AMLO's negotiator with the mobs
With the dawn of January and a new year, starts the term Andrés Manuel López Obrador (AMLO), aspiring presidential candidate of the left National Regeneration Party ( MORENA ), declared for himself to disclose in the next four weeks, his candidate to serve as head of the Ministry of Public Security, should the coalition he is proposing, Together We'll Make History, triumph on election day. The expectation among the MORENA ranks is high, according to our sources, because this character will be none other than the one who AMLO has convinced to become the negotiator and lead the talks with the bosses of criminal organizations, all part of his plan to establish an “amnesty to pacify the country.” This proposal, together with the one to establish a National Guard in coordination with the Ministry of the Navy and the National Defense to remove some public security matters from the Ministry of the Interior to this, are, so far, the axis of the plan Mr. Andrés Manuel has to face insecurity and violence in Mexico.
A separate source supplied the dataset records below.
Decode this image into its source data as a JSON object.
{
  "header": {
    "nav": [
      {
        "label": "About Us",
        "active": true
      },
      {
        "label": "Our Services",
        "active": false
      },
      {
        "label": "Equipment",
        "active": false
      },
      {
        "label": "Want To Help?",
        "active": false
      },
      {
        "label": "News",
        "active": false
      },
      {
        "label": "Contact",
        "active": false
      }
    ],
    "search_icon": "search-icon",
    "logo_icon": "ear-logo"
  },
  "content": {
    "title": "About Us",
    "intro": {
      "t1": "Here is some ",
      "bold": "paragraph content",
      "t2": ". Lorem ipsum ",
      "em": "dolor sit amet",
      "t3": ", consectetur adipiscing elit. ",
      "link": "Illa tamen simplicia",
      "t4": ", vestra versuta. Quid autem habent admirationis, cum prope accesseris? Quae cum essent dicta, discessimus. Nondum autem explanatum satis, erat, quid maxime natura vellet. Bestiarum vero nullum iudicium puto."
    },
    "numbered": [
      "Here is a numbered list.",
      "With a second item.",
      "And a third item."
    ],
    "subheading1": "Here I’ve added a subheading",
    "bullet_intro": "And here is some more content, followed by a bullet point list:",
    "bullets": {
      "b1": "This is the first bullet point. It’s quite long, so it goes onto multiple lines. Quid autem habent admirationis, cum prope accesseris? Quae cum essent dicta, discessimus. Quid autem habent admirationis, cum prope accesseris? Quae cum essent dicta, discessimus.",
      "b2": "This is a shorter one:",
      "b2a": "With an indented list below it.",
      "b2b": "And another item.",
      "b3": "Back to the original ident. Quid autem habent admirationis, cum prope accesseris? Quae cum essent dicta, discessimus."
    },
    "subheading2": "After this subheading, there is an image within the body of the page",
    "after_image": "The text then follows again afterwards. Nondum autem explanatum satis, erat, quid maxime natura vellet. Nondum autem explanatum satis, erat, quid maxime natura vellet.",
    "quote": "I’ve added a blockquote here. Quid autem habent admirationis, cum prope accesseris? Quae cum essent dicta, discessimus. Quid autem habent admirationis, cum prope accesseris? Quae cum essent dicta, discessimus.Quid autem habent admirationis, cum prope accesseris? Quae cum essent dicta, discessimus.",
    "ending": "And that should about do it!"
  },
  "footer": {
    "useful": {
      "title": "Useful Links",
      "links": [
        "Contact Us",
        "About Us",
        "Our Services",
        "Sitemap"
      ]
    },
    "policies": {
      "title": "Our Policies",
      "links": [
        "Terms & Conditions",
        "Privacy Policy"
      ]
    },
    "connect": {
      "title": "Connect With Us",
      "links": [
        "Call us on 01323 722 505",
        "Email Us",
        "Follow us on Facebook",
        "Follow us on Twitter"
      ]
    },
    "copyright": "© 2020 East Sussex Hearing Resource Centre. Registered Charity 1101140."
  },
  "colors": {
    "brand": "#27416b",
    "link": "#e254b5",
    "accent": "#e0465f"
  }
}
Being a legislator is hard
After a two-week vacation, courtesy of the Christmas holidays, some deputies and senators of the Permanent Commission of the Congress of the Union will return this Thursday 4 to work. However, the Permanent Commission, led by Deputy Jorge Ramírez of the center-right Institutional Revolutionary Party (PRI), will only hold four sessions in which everybody expects minor issues to be discussed. Nevertheless, we've been told there are deputies and senators who are luckier: they have a month and a half of vacations, from December 15 – when the ordinary period ended – to February 1, when they are scheduled to return and begin the last ordinary period of the LXIII Legislature. Vacations, many. Pending issues, a few.
Battle against the Law on Internal Security
Also with the beginning of 2018, on the land of Human Rights – probably all the way from the National Human Rights Commission – the legal battle against the Law on Internal Security is being prepared. Our sources say human rights advocates expect the Supreme Court of Justice to declare this Law unconstitutional. One of the main goals, we've been told, is to avoid an increase in the recommendations of the National Human Rights Commission against the armed forces. According to data by the NHRC, before the beginning of the Felipe Calderón administration – in December 2006 – the Ministry of the Defense hadn't received a single recommendation while the Navy had gotten just the one. In the last 10 years, recommendations came in like a flood. The debate regarding the Law will not stop here, according to our sources.
National leadership candidates for the PAN
Some prominent members of the conservative National Action Party (PAN) are currently analyzing whether they should raise the hand to participate as aspiring candidates for the national leadership of their party, given that, after July 1, the PAN will need to renew its leadership according to the party's by-laws. We've been told that among those names we can find Senator Jorge Preciado, the coordinator of the party at the Lower Chamber, Marko Cortés; and the former governor of Puebla, Rafael Moreno Valle . However, we've also been told the most conservative wing of the party also has a candidate in mind, so they can recover the national leadership. Who could it be? Who could be the candidate of the most conservative group? They wonder.